Por Elissandro Santana, Porto Seguro, para Desacato.info.
O capitalismo vendeu e vende a ilusão de que é possível ter e trocar de carro todo ano, possuir uma casa na praia, outra na cidade e, quem sabe, até uma moradia na serra, de que dá para fazer aquela viagem de cruzeiro a cada dois anos, de que é viável ter uma TV em cada cômodo da residência, trocar os móveis anualmente, comprar e consumir tudo o que se desejar, mesmo que o produto não seja uma necessidade. Essa promessa vendida não é para todos, mas todos a compram. Triste realidade!
O que sistema capitalista não mostra é que tudo isso tem um preço e, quase sempre, o valor é alto – o da destruição ambiental e aniquilamento da possibilidade de futuro o maior de todos.
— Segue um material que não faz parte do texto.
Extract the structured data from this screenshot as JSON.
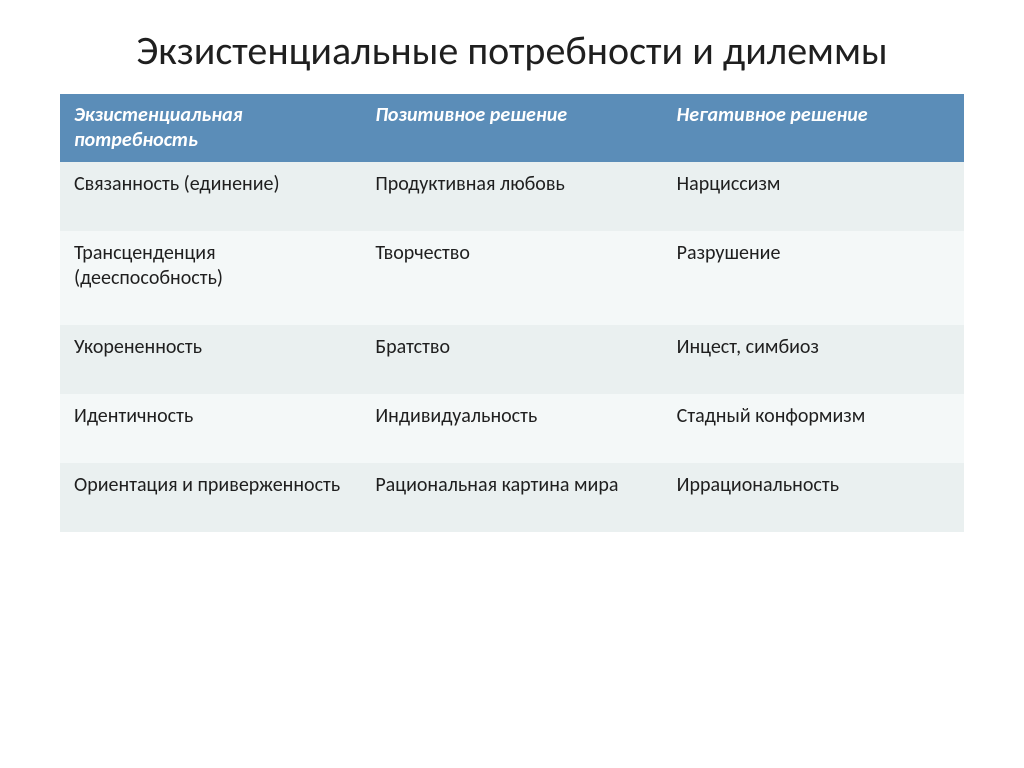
{
  "slide": {
    "title": "Экзистенциальные потребности и дилеммы"
  },
  "table": {
    "columns": [
      "Экзистенциальная потребность",
      "Позитивное решение",
      "Негативное решение"
    ],
    "rows": [
      [
        "Связанность (единение)",
        "Продуктивная любовь",
        "Нарциссизм"
      ],
      [
        "Трансценденция (дееспособность)",
        "Творчество",
        "Разрушение"
      ],
      [
        "Укорененность",
        "Братство",
        "Инцест, симбиоз"
      ],
      [
        "Идентичность",
        "Индивидуальность",
        "Стадный конформизм"
      ],
      [
        "Ориентация и приверженность",
        "Рациональная картина мира",
        "Иррациональность"
      ]
    ],
    "header_bg": "#5b8db8",
    "header_text_color": "#ffffff",
    "row_odd_bg": "#eaf0f0",
    "row_even_bg": "#f4f8f8",
    "body_text_color": "#1f1f1f",
    "header_fontsize": 20,
    "body_fontsize": 20,
    "title_fontsize": 40
  }
}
Enrique Leff no livro “Racionalidade ambiental” nos mostra que no modelo capital tudo parecia que ia bem, até que a questão ambiental veio à tona. Segundo ele, a crise ambiental foi o grande desmancha-prazeres na comemoração do triunfo do desenvolvimento, expressando uma das falhas mais profundas do modelo civilizatório da modernidade. Que a economia, a ciência da produção e distribuição, mostrou seu rosto oculto no disfarce de sua racionalidade contra a natura. O caráter expansivo e acumulativo do processo econômico suplantou o princípio de escassez que funda a economia, gerando uma escassez absoluta, traduzindo-se em um processo de degradação global dos recursos naturais e serviços ambientais.
Esse modelo de esfacelamento da vida leva a sério o carpe diem do explorar tudo no agora, no instante, incutindo no homem a percepção de que se tudo é efêmero, que se viva tudo intensamente, sem pensar nas gerações futuras. Tudo isso prova que o bicho homem, desligado da natureza após o nascimento da ciência que, infelizmente, mesmo em pleno século XXI, continua cartesiana nas entranhas, não consegue se libertar do culto ao egocentrismo, das percepções individualistas da existência. Nessas bases se assentam o nascimento do egoísmo e tal fator é incongruente em vários aspectos, posto que esse mesmo homem que consome o planeta ao limite do impossível é o mesmo que procria.
Em países periféricos como o Brasil e em muitas nações em desenvolvimento na África, na Ásia e em outras partes da América Latina, as taxas de natalidade continuam altas, o que prova que há algo de muito esquisito, estranho e monstruoso em todo o processo. Como pode um homem que tanto procria consumir a vida no planeta negando às gerações futuras o acesso aos bens naturais que ainda existem, mas que estão à beira do precipício da extinção? Com isso, não pensem que estou isentando nações desenvolvidas da destruição ambiental, tendo em vista que não discorro sobre as taxas de natalidade naqueles rincões geopolíticos do mundo. As nações desenvolvidas, historicamente, e atualmente, continuam sim gerando misérias, pois toda a riqueza delas foi fruto da exploração das periferias do planeta, independente de terem estabilizado suas taxas de natalidade ao longo dos anos.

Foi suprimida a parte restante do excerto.